A rainha não respondeu. Em vez disso, gritou:
— Nuramon! Aqui está um cavalo. Você cavalgará em direção a eles e os receberá em nome da Terra dos Albos.
Xern trouxe um garanhão para perto. Era Felbion. Seu fiel cavalo tinha esperado todos aqueles anos! O bucéfalo relinchou, satisfeito.
— Há algo que devo dizer em seu nome? — perguntou, fazendo esforço para desviar o olhar de Felbion.
— Faça o rei vir até aqui! Como conseguir é com você.
— Deveríamos mandar um grupo da guardas junto com ele — sugeriu Ollowain.
— Ele não precisará deles — respondeu Yulivee, olhando com orgulho para Nuramon.

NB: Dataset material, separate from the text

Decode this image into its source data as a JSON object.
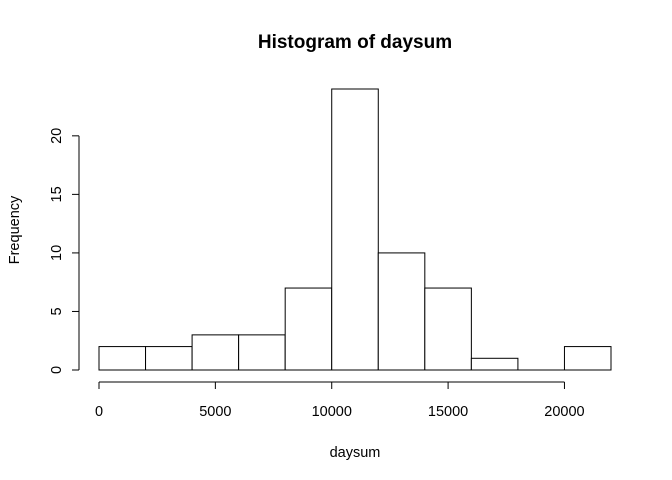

Durante a viagem, ele lhe contara sobre os filhos de albos das trevas e lhe descrevera os átrios dos anões em detalhes.
Nuramon subiu na sela.
— Ei, Felbion! — sussurrou no ouvido do cavalo. — Vamos ver se todo esse tempo o fez se esquecer de mim.
O cavalo saiu trotando, e Nuramon sentiu sua força quase indomável. Mal havia deixado para trás o acampamento do exército, um sentimento de humildade se apoderou dele. Cavalgava sozinho em direção a uma imensa tropa! Certamente mais de dez mil guerreiros vinham ao seu encontro. Marchavam em formação, como costumavam fazer para combater dragões, com escudos os protegendo por todos os lados. No centro do exército havia lanceiros, cujas armas despontavam das fileiras como árvores. Lá com certeza estava o rei, seu amigo Wengalf, com quem um dia vivera tantas aventuras. Ele nunca se esqueceria da luta contra o dragão Balon, de toda a dor que sofrera, e... do momento da sua morte.
De um golpe, Nuramon compreendeu o que o estava deixando tão perturbado. O que havia acontecido com ele. O feitiço no átrio do devanthar não tinha apagado nada — havia aberto as portas para a sua memória. Era isso! Mas tudo estava ainda muito desordenado. Para ele, era quase como se a luta contra o dragão tivesse acontecido no caminho para o oráculo Dareen. Embora fosse impossível, sua impressão era a de ter passado várias centenas de anos no vale dos anões antes de partir com Alwerich para viajar até o oráculo. O resultado era que nada fazia sentido.
A barragem que detinha o saber sobre o passado havia se rompido e, agora, todas as suas lembranças da vida passada desaguavam para junto daquelas que ele acumulara ao longo da vida atual.
Como tinha sido antes? Quando ele partira com os anões? Ao se fazer essas perguntas, Nuramon recordou-se do dia em que conhecera Alwerich. Na época, ele era um jovem anão que caiu em um desfiladeiro nos Iolídens e quebrou a perna. Nuramon o encontrou e o salvou. A partir de então, tornaram-se amigos, e juntos viveram muitas coisas. Alwerich o conduziu para junto dos anões, onde encontrou o rei Wengalf. Tinha sido há muito tempo, muito antes de ele deixar a Terra dos Albos com os anões.
Nuramon lembrou-se de uma vista sobre os cumes dos Iolídens que dava para Alaen Aikhwitan; de lutas contra bestas, bem fundo nas cavernas da velha Aelburin; de gigantes ferreiros nas salas claras dos anões; de expedições de caça nos vales e de muito mais. As lembranças o mergulhavam em um turbilhão de sentimentos, sem que fosse capaz de colocá-las em ordem. Antes que ele agisse, Felbion reduziu o passo. A tropa de anões havia parado. Um pequeno grupo cercado de guardas e porta-estandartes avançou do meio das primeiras fileiras da marcha e veio em sua direção.
Nuramon apeou e caminhou na frente do cavalo em direção aos anões. Reconheceu Wengalf, Alwerich e Thorwis imediatamente, mesmo que tivessem envelhecido.
O rei Wengalf oferecia uma visão magnífica. Vestia um traje dourado de cota de malha e um elmo também dourado, no qual runas serpenteavam para formar uma coroa. Alwerich usava uma couraça reluzente de ferro e carregava no ombro um machado de que Nuramon ainda tinha lembrança. Uma imagem totalmente diferente era a de Thorwis, inteiramente coberto por uma toga negra com caracteres bordadas com fios cinza-escuros. Seus cabelos brancos e a longa barba faziam um forte contraste com a cor de seu traje. Os três anões pareciam vultos das grandes epopeias de heróis, e os guardas também estavam equipados com o que havia de melhor. Não restavam dúvidas: os anões haviam se preparado muito tempo para este dia.